After NM: n_sig=1038.9, NLL=-22211.88
Stage 2: L-BFGS-B refinement...
✓ Fit converged successfully
============================================================
BINNED FIT RESULTS
============================================================
Signal yield: 1038.9 events
Background yield: 4961.1 events
Total fitted: 6000.0 events (observed: 6000)
Signal fraction: 17.31%
Mass (μ): 5.280692 GeV/c²
Width (σ): 0.026261 GeV/c² = 26.26 MeV/c²
Alpha: 1.5000 (fixed)
n: 2.5000 (fixed)
Lambda: 1.8214
NLL at minimum: -22211.88
Chi2/ndf approx: -807.70
============================================================
COMPARISON TO TRUE VALUES:
------------------------------------------------------------
n_sig: fit=1038.9 true=1000 diff=+38.9
n_bkg: fit=4961.1 true=5000 diff=-38.9
mu: fit=5.280692 true=5.280000 diff=+0.69 MeV
sigma: fit=0.026261 true=0.025000 diff=+1.26 MeV
lamb: fit=1.8214 true=2.0000 diff=-0.1786
============================================================
From the results, we can see that both the unbinned and binned extended maximum likelihood fits converged successfully and produced statistically consistent results that agree well with the true simulation parameters. The unbinned fit extracted 1036.6 ± 32.2 signal events compared to the true value of 1000 events, representing a 1.1σ deviation well within expected statistical fluctuations. The binned fit yielded 1038.9 signal events, differing from the unbinned result by only 2.3 events. Both methods reconstructed the B meson mass to sub-MeV precision, with the unbinned fit achieving 5.280798 GeV/c² (0.8 MeV from truth) and the binned fit obtaining 5.280692 GeV/c² (0.7 MeV from truth). The mass resolution was measured at 25.86 MeV/c² (unbinned) and 26.26 MeV/c² (binned), both within 0.9σ and 1.3σ of the true 25 MeV/c² resolution, respectively.
Practical Recommendations
Based on this analysis, here's my guidance for choosing between binned and unbinned fits in HEP analyses:
Use Unbinned Fits When:
- Dataset size is manageable (typically < 10⁶ events for modern hardware)

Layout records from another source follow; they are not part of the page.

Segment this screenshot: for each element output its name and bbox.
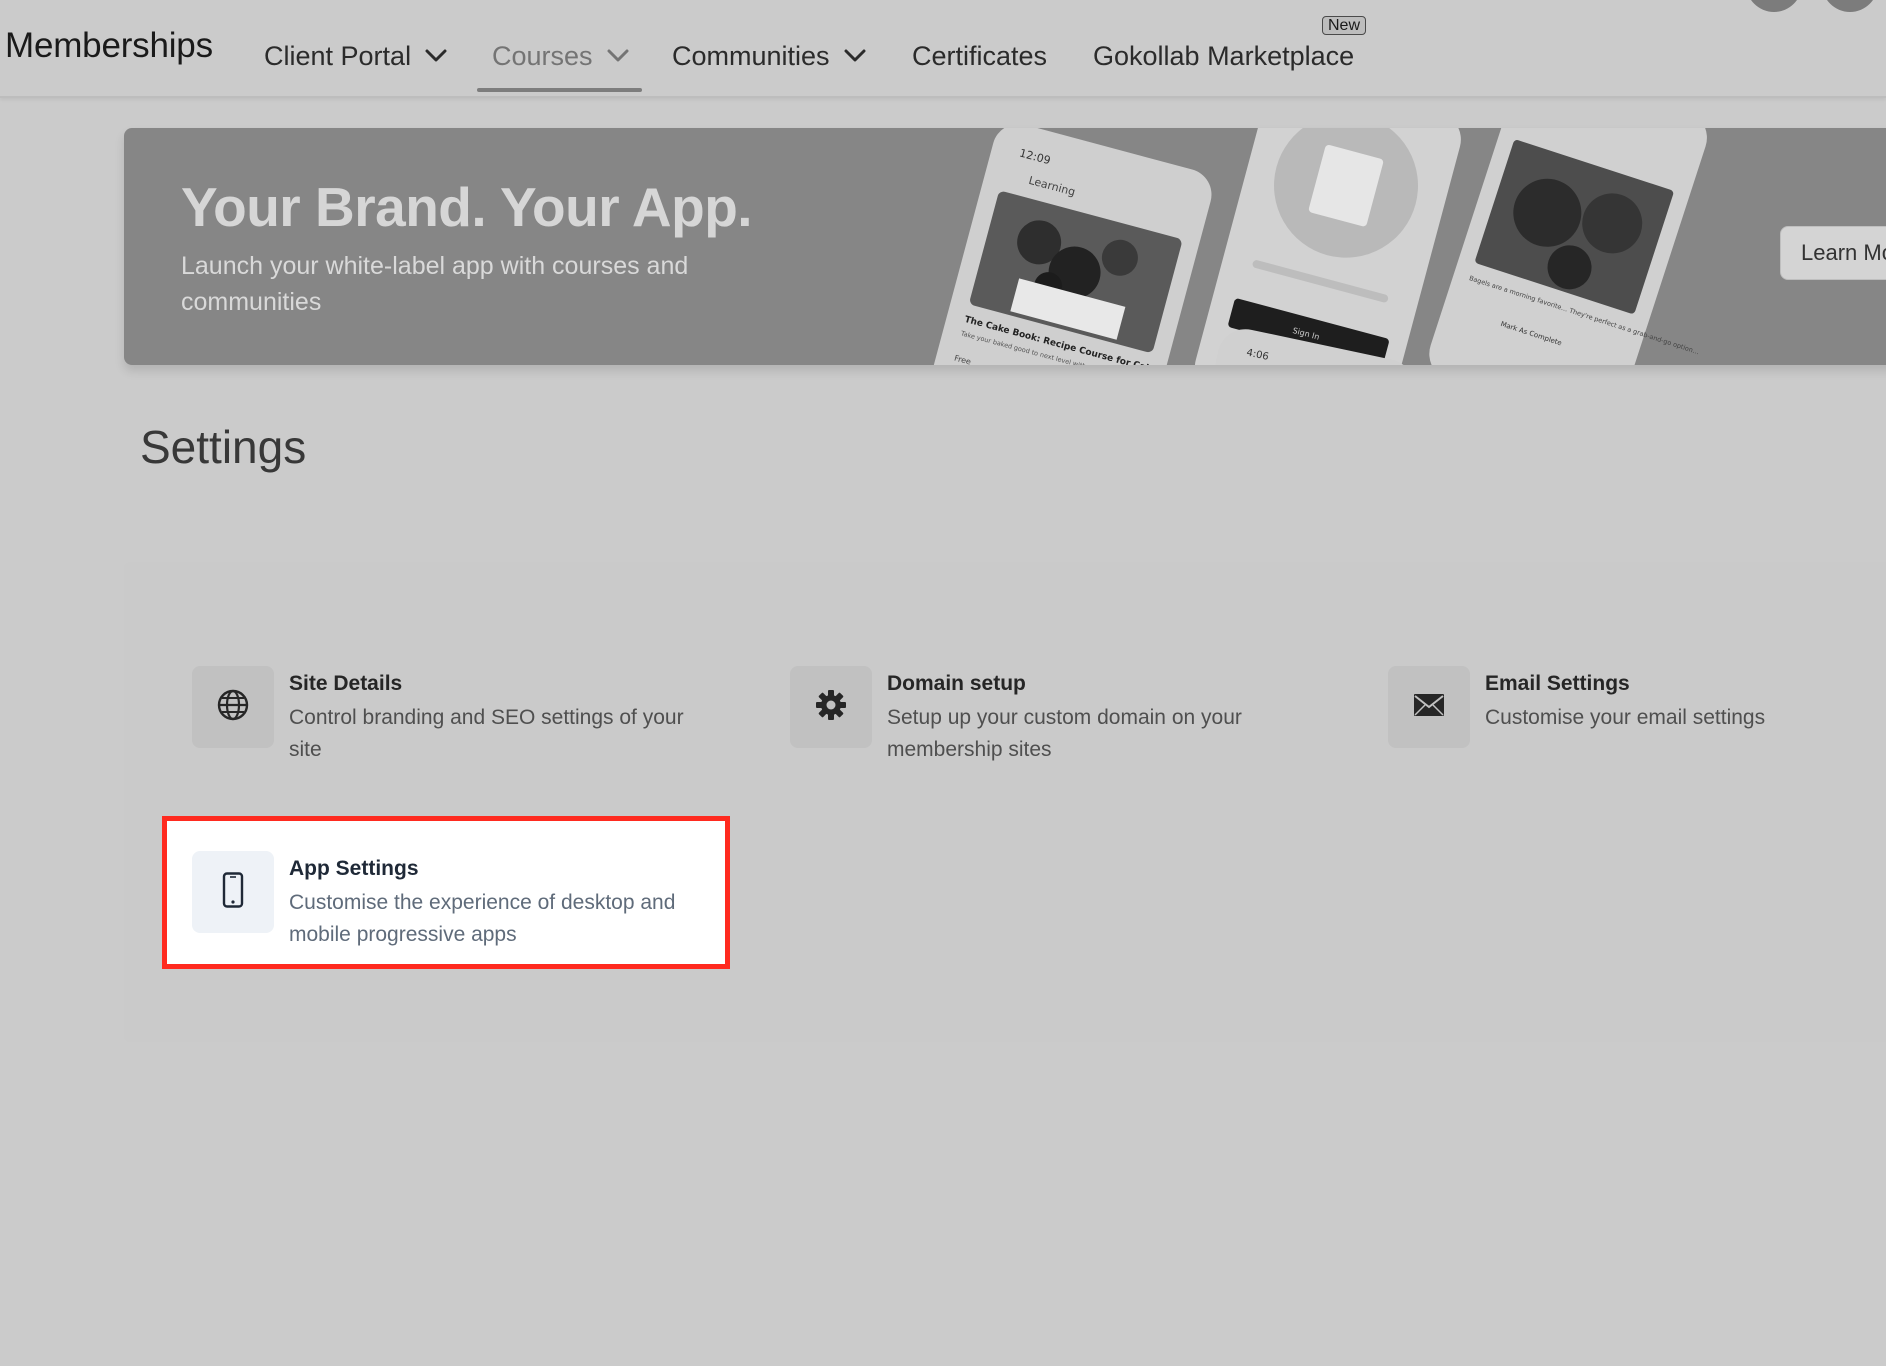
- app-mockup-phones: 12:09 Learning The Cake Book: Recipe Cou…: [923, 128, 1707, 365]
- app-settings-icon-box: [192, 851, 274, 933]
- top-navigation-bar: Memberships Client Portal Courses Commun…: [0, 0, 1886, 98]
- nav-communities-label: Communities: [672, 40, 830, 71]
- globe-icon: [216, 688, 250, 727]
- domain-setup-icon-box: [790, 666, 872, 748]
- domain-setup-card[interactable]: Domain setup Setup up your custom domain…: [790, 666, 1350, 786]
- app-settings-description: Customise the experience of desktop and …: [289, 891, 676, 946]
- chevron-down-icon: [607, 49, 629, 63]
- learn-more-button[interactable]: Learn More: [1780, 226, 1886, 280]
- site-details-title: Site Details: [289, 672, 403, 695]
- site-details-card[interactable]: Site Details Control branding and SEO se…: [192, 666, 752, 786]
- new-badge: New: [1322, 16, 1367, 35]
- email-settings-card[interactable]: Email Settings Customise your email sett…: [1388, 666, 1886, 786]
- nav-courses-label: Courses: [492, 40, 593, 71]
- active-tab-indicator: [477, 88, 642, 92]
- nav-client-portal-label: Client Portal: [264, 40, 412, 71]
- avatar[interactable]: [1822, 0, 1878, 12]
- site-details-icon-box: [192, 666, 274, 748]
- app-title: Memberships: [5, 26, 213, 65]
- mobile-phone-icon: [222, 871, 244, 913]
- avatar[interactable]: [1746, 0, 1802, 12]
- nav-certificates[interactable]: Certificates: [912, 36, 1047, 76]
- domain-setup-description: Setup up your custom domain on your memb…: [887, 706, 1242, 761]
- page-title: Settings: [140, 421, 307, 473]
- envelope-icon: [1413, 693, 1445, 722]
- gear-icon: [814, 688, 848, 727]
- nav-marketplace-label: Gokollab Marketplace: [1093, 40, 1355, 71]
- nav-gokollab-marketplace[interactable]: Gokollab Marketplace: [1093, 36, 1354, 76]
- domain-setup-title: Domain setup: [887, 672, 1026, 695]
- email-settings-title: Email Settings: [1485, 672, 1630, 695]
- chevron-down-icon: [844, 49, 866, 63]
- email-settings-description: Customise your email settings: [1485, 706, 1766, 729]
- phone-mockup-lesson: Bagels are a morning favorite… They're p…: [1429, 128, 1707, 365]
- nav-communities[interactable]: Communities: [672, 36, 866, 76]
- app-settings-card[interactable]: App Settings Customise the experience of…: [192, 851, 752, 971]
- app-settings-title: App Settings: [289, 857, 419, 880]
- chevron-down-icon: [425, 49, 447, 63]
- nav-client-portal[interactable]: Client Portal: [264, 36, 447, 76]
- email-settings-icon-box: [1388, 666, 1470, 748]
- phone-mockup-signin: Sign In: [1194, 128, 1461, 365]
- nav-certificates-label: Certificates: [912, 40, 1048, 71]
- site-details-description: Control branding and SEO settings of you…: [289, 706, 684, 761]
- promo-banner: Your Brand. Your App. Launch your white-…: [124, 128, 1886, 365]
- nav-courses[interactable]: Courses: [492, 36, 629, 76]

- Maximum statistical power is critical (rare decays, precision measurements)
- Your PDF has sharp features that binning could wash out
- You're measuring parameters precisely (masses, widths, form factors)
Use Binned Fits When:
- Dataset is very large (> 10⁶ events) and unbinned becomes prohibitive
- You need fast turnaround for systematic studies
- Visual inspection of residuals is important (easier with binned data)
- Computational resources are limited
- You're using sWeights or other techniques that benefit from binning
Hybrid Approaches:
In practice, many analyses use both:
- Unbinned for final results to maximize sensitivity
- Binned for quick checks during development
- Coarse binning for visualization overlaid on unbinned fits
Conclusion
The choice between binned and unbinned fits isn't binary—it's about understanding the tradeoffs:
- Unbinned fits are theoretically optimal but computationally expensive
- Binned fits sacrifice some information for speed and convenience
- With proper binning, the loss can be minimal (< 5%)
- Modern hardware makes unbinned fits practical for most HEP analyses
In my work at LHCb, I default to unbinned fits for physics results and use binned fits for quick checks and systematic studies. The code above provides a template you can adapt for your own analyses—just swap in your signal and background PDFs, and you're ready to extract physics!
The key lesson: always validate your fitting procedure with toy MC studies before trusting your results. That's how we sleep soundly at night knowing our branching fractions are correct.